Günther schien sie überhaupt nicht zu hören. »Ich glaube, wir müssen dort vorne rechts abbiegen.« Er drehte die Karte um neunzig Grad und studierte sie erneut. »Genau. Wenn ich dort rechts abbiege. und dann gleich wieder links.« Er ordnete sich in den fließenden Verkehr auf der schmalen Straße ein.

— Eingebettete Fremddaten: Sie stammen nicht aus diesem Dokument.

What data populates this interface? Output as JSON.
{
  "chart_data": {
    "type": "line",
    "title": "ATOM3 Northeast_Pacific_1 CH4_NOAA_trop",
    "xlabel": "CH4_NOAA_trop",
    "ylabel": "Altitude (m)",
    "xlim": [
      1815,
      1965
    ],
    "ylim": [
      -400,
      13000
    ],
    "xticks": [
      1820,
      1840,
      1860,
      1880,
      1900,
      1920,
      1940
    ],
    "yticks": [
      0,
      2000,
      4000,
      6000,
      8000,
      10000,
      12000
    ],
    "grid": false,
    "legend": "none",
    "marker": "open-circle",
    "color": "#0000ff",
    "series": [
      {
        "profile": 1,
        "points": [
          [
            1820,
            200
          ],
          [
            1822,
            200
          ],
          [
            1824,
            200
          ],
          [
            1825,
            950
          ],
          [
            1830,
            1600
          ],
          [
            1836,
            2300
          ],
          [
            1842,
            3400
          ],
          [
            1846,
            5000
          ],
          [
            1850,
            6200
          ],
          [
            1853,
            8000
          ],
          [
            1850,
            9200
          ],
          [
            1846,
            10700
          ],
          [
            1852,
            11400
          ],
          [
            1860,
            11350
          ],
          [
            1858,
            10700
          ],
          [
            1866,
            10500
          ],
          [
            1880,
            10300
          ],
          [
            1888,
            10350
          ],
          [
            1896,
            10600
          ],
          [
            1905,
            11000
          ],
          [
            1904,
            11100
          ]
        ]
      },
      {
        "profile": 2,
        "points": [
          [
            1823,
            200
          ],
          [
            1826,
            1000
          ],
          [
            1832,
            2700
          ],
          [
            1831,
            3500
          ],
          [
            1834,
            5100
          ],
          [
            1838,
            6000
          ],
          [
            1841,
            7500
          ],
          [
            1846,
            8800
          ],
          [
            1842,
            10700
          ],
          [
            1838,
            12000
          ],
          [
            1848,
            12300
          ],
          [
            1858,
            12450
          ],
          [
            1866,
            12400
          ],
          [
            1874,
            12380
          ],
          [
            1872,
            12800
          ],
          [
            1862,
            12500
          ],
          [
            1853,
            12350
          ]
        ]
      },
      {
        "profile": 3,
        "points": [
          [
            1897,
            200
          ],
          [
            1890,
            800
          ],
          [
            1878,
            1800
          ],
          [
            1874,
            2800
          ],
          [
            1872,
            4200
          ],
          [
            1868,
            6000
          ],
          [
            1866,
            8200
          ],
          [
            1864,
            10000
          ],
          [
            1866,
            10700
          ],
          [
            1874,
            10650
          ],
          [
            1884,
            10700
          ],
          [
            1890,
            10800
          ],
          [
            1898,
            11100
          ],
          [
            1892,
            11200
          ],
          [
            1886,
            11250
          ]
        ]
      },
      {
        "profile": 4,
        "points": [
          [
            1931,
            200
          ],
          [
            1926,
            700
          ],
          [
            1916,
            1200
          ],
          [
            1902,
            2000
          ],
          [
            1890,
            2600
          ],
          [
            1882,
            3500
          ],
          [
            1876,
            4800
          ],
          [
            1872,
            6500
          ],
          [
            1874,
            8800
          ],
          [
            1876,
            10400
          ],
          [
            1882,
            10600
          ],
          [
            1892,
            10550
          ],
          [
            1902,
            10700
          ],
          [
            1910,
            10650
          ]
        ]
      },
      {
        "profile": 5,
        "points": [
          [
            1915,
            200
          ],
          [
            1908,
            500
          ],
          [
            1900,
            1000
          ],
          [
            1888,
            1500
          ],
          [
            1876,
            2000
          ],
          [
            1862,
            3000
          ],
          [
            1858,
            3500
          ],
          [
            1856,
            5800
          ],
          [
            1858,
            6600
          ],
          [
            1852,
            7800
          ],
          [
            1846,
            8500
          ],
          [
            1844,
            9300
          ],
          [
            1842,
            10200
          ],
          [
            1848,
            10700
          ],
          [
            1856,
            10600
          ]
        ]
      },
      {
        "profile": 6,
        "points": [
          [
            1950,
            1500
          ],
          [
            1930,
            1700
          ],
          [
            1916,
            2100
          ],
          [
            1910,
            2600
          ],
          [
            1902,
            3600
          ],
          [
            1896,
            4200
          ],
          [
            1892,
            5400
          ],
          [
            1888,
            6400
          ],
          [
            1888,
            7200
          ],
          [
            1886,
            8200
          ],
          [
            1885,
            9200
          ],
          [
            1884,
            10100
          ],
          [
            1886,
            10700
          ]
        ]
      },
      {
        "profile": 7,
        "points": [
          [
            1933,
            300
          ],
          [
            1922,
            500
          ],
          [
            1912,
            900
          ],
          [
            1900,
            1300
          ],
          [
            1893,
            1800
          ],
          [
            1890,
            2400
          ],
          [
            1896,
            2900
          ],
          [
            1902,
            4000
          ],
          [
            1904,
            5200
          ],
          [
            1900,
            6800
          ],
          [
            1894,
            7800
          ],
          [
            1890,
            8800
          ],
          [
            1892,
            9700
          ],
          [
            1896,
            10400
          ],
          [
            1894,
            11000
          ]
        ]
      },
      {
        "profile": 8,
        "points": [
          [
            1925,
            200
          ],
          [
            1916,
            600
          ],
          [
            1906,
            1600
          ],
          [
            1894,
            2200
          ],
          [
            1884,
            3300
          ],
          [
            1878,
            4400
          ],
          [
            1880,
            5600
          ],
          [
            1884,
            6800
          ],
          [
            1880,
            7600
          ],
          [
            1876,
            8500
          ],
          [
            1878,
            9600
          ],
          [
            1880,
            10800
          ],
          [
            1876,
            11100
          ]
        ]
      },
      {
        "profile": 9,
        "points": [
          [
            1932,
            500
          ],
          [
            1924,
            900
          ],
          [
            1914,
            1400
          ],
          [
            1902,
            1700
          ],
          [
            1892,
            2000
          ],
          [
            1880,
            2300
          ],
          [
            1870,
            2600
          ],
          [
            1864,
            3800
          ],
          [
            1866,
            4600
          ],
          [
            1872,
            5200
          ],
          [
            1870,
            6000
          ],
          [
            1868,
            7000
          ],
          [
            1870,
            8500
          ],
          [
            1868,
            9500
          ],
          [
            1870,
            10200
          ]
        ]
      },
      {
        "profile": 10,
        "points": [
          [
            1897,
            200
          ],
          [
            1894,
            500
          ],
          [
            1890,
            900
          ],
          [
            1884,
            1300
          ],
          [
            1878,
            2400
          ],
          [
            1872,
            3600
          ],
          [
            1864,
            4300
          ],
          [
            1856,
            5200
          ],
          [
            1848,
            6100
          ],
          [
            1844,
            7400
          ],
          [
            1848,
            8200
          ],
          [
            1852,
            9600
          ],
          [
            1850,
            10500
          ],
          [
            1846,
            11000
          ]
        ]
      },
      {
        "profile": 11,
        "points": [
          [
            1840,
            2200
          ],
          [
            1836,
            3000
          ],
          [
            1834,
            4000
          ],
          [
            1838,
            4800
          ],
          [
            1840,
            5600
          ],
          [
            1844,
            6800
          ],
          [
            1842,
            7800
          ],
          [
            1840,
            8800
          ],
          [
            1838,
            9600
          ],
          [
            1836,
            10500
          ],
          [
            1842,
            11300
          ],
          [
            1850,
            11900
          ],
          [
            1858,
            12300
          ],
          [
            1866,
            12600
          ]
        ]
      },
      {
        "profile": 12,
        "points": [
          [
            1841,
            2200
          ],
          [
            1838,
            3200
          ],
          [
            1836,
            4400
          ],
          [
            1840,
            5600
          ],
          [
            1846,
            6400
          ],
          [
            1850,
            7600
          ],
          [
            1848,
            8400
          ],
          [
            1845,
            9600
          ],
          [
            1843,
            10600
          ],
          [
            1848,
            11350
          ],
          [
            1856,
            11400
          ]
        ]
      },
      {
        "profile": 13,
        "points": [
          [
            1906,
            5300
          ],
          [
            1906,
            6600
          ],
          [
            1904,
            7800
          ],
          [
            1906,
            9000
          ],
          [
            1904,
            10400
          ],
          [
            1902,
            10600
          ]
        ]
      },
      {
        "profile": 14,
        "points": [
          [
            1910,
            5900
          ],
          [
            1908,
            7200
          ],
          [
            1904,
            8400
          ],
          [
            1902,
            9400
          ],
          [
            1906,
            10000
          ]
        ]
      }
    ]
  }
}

»Pass auf!«, rief Chinita. Als Videografin hatte sie scharfe Augen. Zum Glück war Günther genauso schnell. Er stieg mit aller Kraft auf die Bremse und brachte den Wagen gerade noch vor der Kreuzung zum Stehen. Eine Reihe von vier schwarzen Alfa Romeos erschien wie aus dem Nichts und raste an ihnen vorbei. Gleich an der nächsten Kreuzung bremsten die Fahrzeuge mit quietschenden Reifen und bogen nach links ab -auf der gleichen Route, die Günther ebenfalls ausgesucht hatte.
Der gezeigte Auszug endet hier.